Breast Self-Examination – Simple Steps

Most breast lumps are discovered by women themselves. Although the majority of lumps are non-cancerous, early detection saves lives. Premenopausal women should examine their breasts the week following menstruation each month when the breast are the least swollen and tender. Women who no longer menstruate can pick one day of each month for self-examination.


While standing in front of a mirror, with your hands on your hips, visually examine your breasts. Look for lumps, changes in size, color, shape or contour. Look for dimples or puckering. Are your nipples normally inverted? If not, look to see if they are pushed in.


Repeat this portion of the examination with your hands behind your head.


Next, press each nipple, checking for discharge.

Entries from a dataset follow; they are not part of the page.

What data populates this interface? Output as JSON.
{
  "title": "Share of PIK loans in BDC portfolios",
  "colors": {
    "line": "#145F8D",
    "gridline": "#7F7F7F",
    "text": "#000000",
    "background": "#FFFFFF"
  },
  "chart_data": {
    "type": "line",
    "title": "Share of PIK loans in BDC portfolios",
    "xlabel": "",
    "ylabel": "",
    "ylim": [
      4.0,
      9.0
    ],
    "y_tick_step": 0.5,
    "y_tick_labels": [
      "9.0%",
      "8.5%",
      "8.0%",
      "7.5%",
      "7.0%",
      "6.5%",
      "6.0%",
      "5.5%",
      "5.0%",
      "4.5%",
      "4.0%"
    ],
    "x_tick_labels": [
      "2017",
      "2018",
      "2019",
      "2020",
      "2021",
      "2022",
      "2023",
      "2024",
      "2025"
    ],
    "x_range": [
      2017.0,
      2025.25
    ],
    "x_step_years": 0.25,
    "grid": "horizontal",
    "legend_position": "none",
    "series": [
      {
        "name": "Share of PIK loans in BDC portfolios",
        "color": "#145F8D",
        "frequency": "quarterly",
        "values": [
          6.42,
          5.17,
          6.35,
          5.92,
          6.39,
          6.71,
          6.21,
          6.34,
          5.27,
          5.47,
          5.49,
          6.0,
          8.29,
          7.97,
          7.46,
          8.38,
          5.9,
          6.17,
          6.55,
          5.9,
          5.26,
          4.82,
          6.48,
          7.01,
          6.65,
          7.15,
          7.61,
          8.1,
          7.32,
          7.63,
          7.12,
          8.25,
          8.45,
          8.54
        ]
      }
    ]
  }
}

Lie down with a pillow under your left shoulder and place your left hand under your head. With the fingers of your right hand flattened and together, press the top portion of the left breast. Using circular motions, feel for lumps and thickening. In other words, think of your breast as the face of a clock. With the top of the breast as 12 o’clock, move around the outer portion of the breast clockwise. once you have returned to 12, move the fingers closer to the nipple and repeat. Seventy-five percent of breast cancer occurs under the nipple-areola region or in the upper, outer portion of the breast near the armpit, so make sure you thoroughly examine these areas.


Once you have checked the entire surface of the left breast, move the pillow and examine the right breast with the left hand.


Using the same small, circular motions examine the area adjacent to your breast in the armpit. This area also contains breast tissue. (Note: A breast self-exam can also be performed during a shower or bath.)


If you detect thickening or a lump, contact your doctor immediately. Most lumps are benign, but only a doctor can determine that for sure.

By performing a breast self-exam every month, you will become familiar with how your breasts normally look and feel. This will help make abnormalities easier to detect.